Global research into young people’s wellbeing reflects what we all instinctively know – social media platforms and smart phones have left young people more isolated, less socially developed and more anxious than any generation before them.
If it wasn’t for the army of children’s and youth workers that the Church deploy - I dread to think where we would be right now
My prayer, therefore, would be that politicians partner with the Church and recognise faith-based youth work as essential infrastructure given our collective reach and impact. This could be done by encouraging Christian charities to apply for funding rather than placing restrictions on it concerning how faith is expressed. For many, our works and words are inseparable.

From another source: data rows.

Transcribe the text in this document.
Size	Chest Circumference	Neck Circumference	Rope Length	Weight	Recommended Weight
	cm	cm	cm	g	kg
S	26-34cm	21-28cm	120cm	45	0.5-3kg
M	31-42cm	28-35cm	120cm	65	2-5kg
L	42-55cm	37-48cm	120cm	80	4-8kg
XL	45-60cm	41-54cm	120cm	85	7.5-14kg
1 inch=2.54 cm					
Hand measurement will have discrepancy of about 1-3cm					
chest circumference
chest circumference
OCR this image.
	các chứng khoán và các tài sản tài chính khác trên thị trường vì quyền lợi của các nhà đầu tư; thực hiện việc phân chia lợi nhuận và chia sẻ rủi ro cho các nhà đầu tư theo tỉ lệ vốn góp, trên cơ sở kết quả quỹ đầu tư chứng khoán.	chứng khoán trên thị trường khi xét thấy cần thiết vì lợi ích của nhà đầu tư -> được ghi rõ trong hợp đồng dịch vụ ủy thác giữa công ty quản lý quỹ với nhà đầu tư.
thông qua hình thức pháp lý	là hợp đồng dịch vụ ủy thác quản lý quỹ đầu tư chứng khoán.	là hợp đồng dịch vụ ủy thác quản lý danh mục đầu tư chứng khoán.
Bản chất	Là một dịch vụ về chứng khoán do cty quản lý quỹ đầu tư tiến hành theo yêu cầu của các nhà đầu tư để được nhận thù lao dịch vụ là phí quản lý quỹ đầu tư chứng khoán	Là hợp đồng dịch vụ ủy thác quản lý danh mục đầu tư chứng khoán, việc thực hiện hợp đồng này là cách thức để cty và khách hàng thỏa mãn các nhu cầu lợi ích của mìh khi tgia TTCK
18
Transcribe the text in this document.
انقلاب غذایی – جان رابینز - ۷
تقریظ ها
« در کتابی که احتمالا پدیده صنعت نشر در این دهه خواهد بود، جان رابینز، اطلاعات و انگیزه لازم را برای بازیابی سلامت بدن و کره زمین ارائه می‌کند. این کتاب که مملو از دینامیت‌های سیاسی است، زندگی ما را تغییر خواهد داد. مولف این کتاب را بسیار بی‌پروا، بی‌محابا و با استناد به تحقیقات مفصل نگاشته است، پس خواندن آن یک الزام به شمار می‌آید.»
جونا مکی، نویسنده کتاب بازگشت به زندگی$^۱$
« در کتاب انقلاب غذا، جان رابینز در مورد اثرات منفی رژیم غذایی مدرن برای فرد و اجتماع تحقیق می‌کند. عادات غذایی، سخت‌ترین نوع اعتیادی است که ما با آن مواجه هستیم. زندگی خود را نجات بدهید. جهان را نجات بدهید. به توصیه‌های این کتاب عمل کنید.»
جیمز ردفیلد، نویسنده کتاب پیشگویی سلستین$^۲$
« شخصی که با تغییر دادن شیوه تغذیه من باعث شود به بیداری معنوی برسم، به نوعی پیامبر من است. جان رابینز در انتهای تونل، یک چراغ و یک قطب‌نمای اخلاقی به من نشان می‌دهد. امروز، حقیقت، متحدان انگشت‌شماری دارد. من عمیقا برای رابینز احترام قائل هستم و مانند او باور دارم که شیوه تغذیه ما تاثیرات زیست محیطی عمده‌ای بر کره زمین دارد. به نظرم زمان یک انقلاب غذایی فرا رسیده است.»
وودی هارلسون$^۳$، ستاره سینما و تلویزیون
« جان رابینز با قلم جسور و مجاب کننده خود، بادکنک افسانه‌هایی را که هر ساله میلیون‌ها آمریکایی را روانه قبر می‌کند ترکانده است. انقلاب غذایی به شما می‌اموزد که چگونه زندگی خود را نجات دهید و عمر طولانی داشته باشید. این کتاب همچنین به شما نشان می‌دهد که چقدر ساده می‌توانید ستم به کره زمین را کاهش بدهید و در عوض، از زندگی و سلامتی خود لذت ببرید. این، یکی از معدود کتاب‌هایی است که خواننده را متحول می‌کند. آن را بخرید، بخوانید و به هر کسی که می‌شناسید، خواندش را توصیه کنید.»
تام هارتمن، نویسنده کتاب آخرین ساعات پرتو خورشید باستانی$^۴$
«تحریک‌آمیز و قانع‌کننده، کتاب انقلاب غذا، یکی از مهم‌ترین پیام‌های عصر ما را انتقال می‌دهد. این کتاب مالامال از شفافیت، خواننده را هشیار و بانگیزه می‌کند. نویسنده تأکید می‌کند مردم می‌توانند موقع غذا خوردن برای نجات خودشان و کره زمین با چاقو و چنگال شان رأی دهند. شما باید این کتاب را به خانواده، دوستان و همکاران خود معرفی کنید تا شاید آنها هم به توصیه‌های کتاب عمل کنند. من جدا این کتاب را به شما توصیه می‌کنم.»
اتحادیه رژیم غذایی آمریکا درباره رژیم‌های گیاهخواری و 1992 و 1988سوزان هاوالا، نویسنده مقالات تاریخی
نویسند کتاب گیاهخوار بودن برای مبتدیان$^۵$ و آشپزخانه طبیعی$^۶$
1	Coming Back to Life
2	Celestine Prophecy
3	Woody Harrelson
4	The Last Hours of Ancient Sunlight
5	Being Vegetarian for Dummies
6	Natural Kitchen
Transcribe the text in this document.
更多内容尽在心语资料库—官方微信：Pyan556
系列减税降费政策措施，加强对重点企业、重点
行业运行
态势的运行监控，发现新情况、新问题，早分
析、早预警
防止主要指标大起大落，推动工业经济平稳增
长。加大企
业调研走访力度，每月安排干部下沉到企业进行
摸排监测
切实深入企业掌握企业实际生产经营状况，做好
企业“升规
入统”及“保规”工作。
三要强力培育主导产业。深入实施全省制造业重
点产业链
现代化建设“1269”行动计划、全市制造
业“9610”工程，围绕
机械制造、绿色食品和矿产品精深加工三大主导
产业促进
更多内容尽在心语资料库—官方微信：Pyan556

The UK Government should resist the urge to over-reach, as seen in the Children’s Wellbeing and Schools Bill, which is currently in the House of Lords. The reality is that we over-protect and over-regulate young people in the real world while under-protecting and under-regulating them in the digital world. This bill, while doing some good, will increase regulation of daily life while failing to confront the deeper, digital threats to youth wellbeing.
Finally, youth work doesn’t need rescuing. It needs recognition. Churches and Christian charities have been doing the heavy lifting while policy makers played politics. If this reboot has legs, let’s see more funding for high quality training, fair pay and permanent jobs. It is time to partner with those already in the trenches, or risk rebuilding on the shifting sands of social policy.